Der „Wilde“ aus Seffent

Der Wildbach ist einer der wenigen Aachener Bäche, die noch weitgehend offen und unverrohrt dahin fließen. Sein Quellgebiet, die „Sieben Quellen“ bei Seffent unterhalb von Laurensberg, sind ein seltenes und beeindruckendes Naturschauspiel. Von Seffent aus nimmt der Wildbach seinen Weg über Laurensberg durch die weite Kulturlandschaft der Soers, bevor er nach rund 6 km Fließstrecke bei der Abwasser-Reinigungsanlage in die Wurm mündet. Der wasserreiche und einst „wilde“ Bach war als Mühlengewässer und später für das Aachener Tuchgewerbe von großer Bedeutung. Sieben Mühlen mit einer Vielzahl von Stauweihern waren hier angesiedelt.

Der Quellbereich des Wildbachs wird „Sieben Quellen“ oder französisch „septfontaines“ genannt. Der Name erklärt sich daher, dass in einem der zwei großen Quelltöpfe sieben Quelleinläufe zu sehen sind. Vermutlich sind es aber mehr und ’sieben‘ ist gleichbedeutend mit ‚viele‘ Quellen. Die Quelltöpfe sind eine geologische Besonderheit und stehen daher unter besonderem Schutz. Das Wasser ist kristallklar und kalt. Darin wächst noch in großen Mengen Brunnenkresse. Auch der seltene Höhlen-Flohkrebs wurde früher hier gefunden. Bitte achten Sie die Einzigartigkeit dieses Ortes, steigen Sie nicht in die Quelltöpfe und halten Sie auch bitte Ihre Hunde fern!

Unmittelbar neben den Quelltopfen fließt dem Wildbach der vom Dreiländereck kommende Dorbach hinzu. Leider wird sein Wasser durch die landwirtschaftliche Nutzung seine Einzugsgebietes sowie durch Regenwasserzuleitungen zeitweilig stark verschmutzt. So erfährt auch der Wildbach unmittelbar hinter den Quellen seine erste Belastung.

Parallel zur Schurzelter Straße durchfließt der Wildbach in einem unzugänglichen Auwald und kurz darauf zweigt ein Mühlengraben zur ersten Mühle an seinem Verlauf ab. Von nun an wird sein Wasser ständig in einen natürlichen Bachlauf und einen Mühlengraben aufgeteilt werden, wobei sich beide Läufe immer wieder vereinigen, um sich gleich darauf wieder zu trennen.
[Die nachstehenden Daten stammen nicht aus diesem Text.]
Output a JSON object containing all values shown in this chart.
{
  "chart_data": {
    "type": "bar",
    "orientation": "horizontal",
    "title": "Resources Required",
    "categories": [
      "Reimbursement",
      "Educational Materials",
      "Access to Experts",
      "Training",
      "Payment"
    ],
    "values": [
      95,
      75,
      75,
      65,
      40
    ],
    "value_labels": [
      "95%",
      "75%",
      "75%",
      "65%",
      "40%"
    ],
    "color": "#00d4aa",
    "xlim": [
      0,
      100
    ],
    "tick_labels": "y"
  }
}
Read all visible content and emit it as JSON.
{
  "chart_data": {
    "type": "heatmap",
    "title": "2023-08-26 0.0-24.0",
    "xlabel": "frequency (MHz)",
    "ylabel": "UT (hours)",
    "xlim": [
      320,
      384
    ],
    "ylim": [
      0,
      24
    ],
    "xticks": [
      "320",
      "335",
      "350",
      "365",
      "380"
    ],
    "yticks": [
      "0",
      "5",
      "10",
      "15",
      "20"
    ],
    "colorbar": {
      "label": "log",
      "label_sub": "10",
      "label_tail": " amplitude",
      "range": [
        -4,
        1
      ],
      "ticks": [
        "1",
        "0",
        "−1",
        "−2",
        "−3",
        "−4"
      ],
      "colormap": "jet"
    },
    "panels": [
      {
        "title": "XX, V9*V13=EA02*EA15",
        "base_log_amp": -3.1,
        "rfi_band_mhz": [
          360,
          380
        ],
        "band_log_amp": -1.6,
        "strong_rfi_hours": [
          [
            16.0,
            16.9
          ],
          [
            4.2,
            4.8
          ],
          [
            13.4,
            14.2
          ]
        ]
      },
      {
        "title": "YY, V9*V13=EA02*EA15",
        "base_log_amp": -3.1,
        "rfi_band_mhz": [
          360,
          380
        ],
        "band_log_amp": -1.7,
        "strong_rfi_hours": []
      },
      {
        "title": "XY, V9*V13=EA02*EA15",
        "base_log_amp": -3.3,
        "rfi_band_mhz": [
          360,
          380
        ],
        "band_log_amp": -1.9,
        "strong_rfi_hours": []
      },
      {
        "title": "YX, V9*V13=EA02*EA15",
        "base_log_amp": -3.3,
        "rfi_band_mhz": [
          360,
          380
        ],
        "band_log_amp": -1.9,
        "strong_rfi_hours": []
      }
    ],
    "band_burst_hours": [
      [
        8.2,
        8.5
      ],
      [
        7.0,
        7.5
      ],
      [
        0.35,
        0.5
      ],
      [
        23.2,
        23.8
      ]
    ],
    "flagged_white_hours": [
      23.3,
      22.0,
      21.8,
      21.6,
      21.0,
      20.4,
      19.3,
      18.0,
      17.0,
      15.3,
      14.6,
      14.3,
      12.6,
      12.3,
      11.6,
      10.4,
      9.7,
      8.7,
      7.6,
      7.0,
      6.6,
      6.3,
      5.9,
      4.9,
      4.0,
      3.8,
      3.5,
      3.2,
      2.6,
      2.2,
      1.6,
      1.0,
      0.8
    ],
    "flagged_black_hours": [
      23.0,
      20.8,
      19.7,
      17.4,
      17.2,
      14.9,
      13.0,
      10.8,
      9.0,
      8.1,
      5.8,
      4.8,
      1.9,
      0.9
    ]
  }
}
Besonders für die Tuchindustrie war der Wildbach attraktiv: wegen seiner hohen Fließgeschwindigkeit und wegen des feuchten Klimas, das sich für die Bearbeitung der Tuche besonders gut eignete. Die meisten Mühlen entlang des Wildbach entwickelten sich von Mahlmühlen zu Spinnereien oder Färbereien, die bis in die zweite Hälfte des zwanzigsten Jahrhunderts in Betrieb waren. Noch Mitte der achtziger Jahre des letzten Jahrhunderts färbte sich regelmäßig der Wildbach in allen erdenklichen Farbschattierungen und erregte damit die Aufmerksamkeit des Ökologie-Zentrums, das sich daraufhin mit dem Thema Bachökologie zu beschäftigen begann.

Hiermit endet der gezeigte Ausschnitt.